For IP lawyers, this is where intellectual property becomes a public health issue. Intellectual Property lawyer, Nathaniel Manjoro says Zimbabwe has many forms of legislation that are meant to combat brand counterfeiting and it’s a matter of enforcing these laws.

“Zimbabwe has a strong legal framework for protecting intellectual property. Our laws are aligned with international agreements such as the TRIPS Agreement, the Madrid Protocol and the Paris Convention for the Protection of Industrial Property. The challenge isn’t the legislation, we have that in place. The real issue is enforcement. Laws only work when they are consistently applied.”

Community Pharmacists Association of Zimbabwe chairperson Patrick Munamba asserts that counterfeit medicines remain a challenge because Zimbabwe imports more than 80 percent of its medicines, making supply-chain monitoring and border enforcement critical.

“People should only buy medicines from registered pharmacies and healthcare institutions. Counterfeit medicines often enter through informal channels where there are no quality controls,” he adds.

The issue extends beyond counterfeit medicines to the broader challenge of drug and substance abuse. Zimbabwe continues to battle the misuse of substances such as BronCleer, tramadol and crystal meth, some of which are linked to illicit supply chains and the diversion of medicines from legitimate distribution networks.

To strengthen oversight, MCAZ introduced Guidelines for Implementing Traceability of Medical Products in Zimbabwe in July 2025. The framework enables medicines to be tracked throughout the supply chain, making it more difficult for falsified products to infiltrate legitimate markets.

Kaiyo maintains that intellectual property protection plays a complementary role because counterfeiters frequently imitate trademarks, packaging and product identifiers to deceive consumers.

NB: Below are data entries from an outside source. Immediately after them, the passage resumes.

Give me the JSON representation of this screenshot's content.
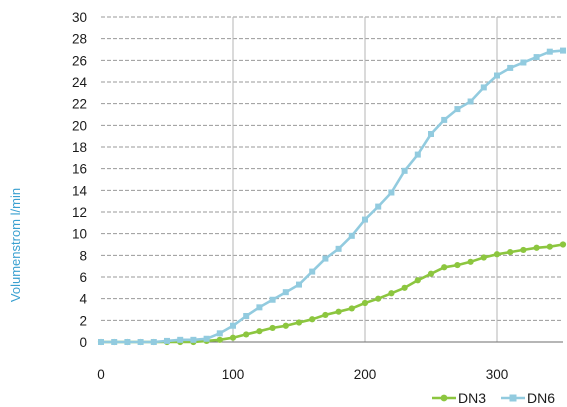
{
  "chart_data": {
    "type": "line",
    "title": "",
    "xlabel": "",
    "ylabel": "Volumenstrom l/min",
    "xlim": [
      0,
      350
    ],
    "ylim": [
      0,
      30
    ],
    "x_ticks": [
      0,
      100,
      200,
      300
    ],
    "y_ticks": [
      0,
      2,
      4,
      6,
      8,
      10,
      12,
      14,
      16,
      18,
      20,
      22,
      24,
      26,
      28,
      30
    ],
    "grid": true,
    "legend_position": "bottom-right",
    "x": [
      0,
      10,
      20,
      30,
      40,
      50,
      60,
      70,
      80,
      90,
      100,
      110,
      120,
      130,
      140,
      150,
      160,
      170,
      180,
      190,
      200,
      210,
      220,
      230,
      240,
      250,
      260,
      270,
      280,
      290,
      300,
      310,
      320,
      330,
      340,
      350
    ],
    "series": [
      {
        "name": "DN3",
        "color": "#8cc63f",
        "values": [
          0,
          0,
          0,
          0,
          0,
          0,
          0,
          0,
          0.1,
          0.2,
          0.4,
          0.7,
          1.0,
          1.3,
          1.5,
          1.8,
          2.1,
          2.5,
          2.8,
          3.1,
          3.6,
          4.0,
          4.5,
          5.0,
          5.7,
          6.3,
          6.9,
          7.1,
          7.4,
          7.8,
          8.1,
          8.3,
          8.5,
          8.7,
          8.8,
          9.0
        ]
      },
      {
        "name": "DN6",
        "color": "#92cbdf",
        "values": [
          0,
          0,
          0,
          0,
          0,
          0.1,
          0.2,
          0.2,
          0.3,
          0.8,
          1.5,
          2.4,
          3.2,
          3.9,
          4.6,
          5.3,
          6.5,
          7.7,
          8.6,
          9.8,
          11.3,
          12.5,
          13.8,
          15.8,
          17.3,
          19.2,
          20.5,
          21.5,
          22.2,
          23.5,
          24.6,
          25.3,
          25.8,
          26.3,
          26.8,
          26.9
        ]
      }
    ]
  }
}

“Protecting the public from falsified and illicit medicines is a shared responsibility. Public vigilance, strong regulation, effective enforcement and consumer awareness all have an important role to play.”

Economist Blessing Nyatanga argues the impact goes beyond public health. Counterfeit medicines undermine legitimate businesses, discourage investment, reduce tax revenues and weaken local pharmaceutical manufacturing.

“They can also contribute to treatment failure, antimicrobial resistance and exposure to dangerous or incorrect substances,” says Nyatanga. “The United Nations Office onDrugs and Crime estimates that poor-quality medicines may contribute to as many as 500,000 deaths annually across sub-Saharan Africa.”

Experts agree that intellectual property protection alone will not solve Zimbabwe’s drug and substance abuse crisis. However, when combined with effective regulation, stronger border controls, industry collaboration and public awareness, it can become an important part of the solution.

As Zimbabwe confronts the growing challenge of drug abuse, intellectual property deserves a place in the conversation. It is not simply about protecting patents and brands. It is about protecting consumers, supporting economic growth and keeping dangerous counterfeit medicines out of the hands of ordinary Zimbabweans.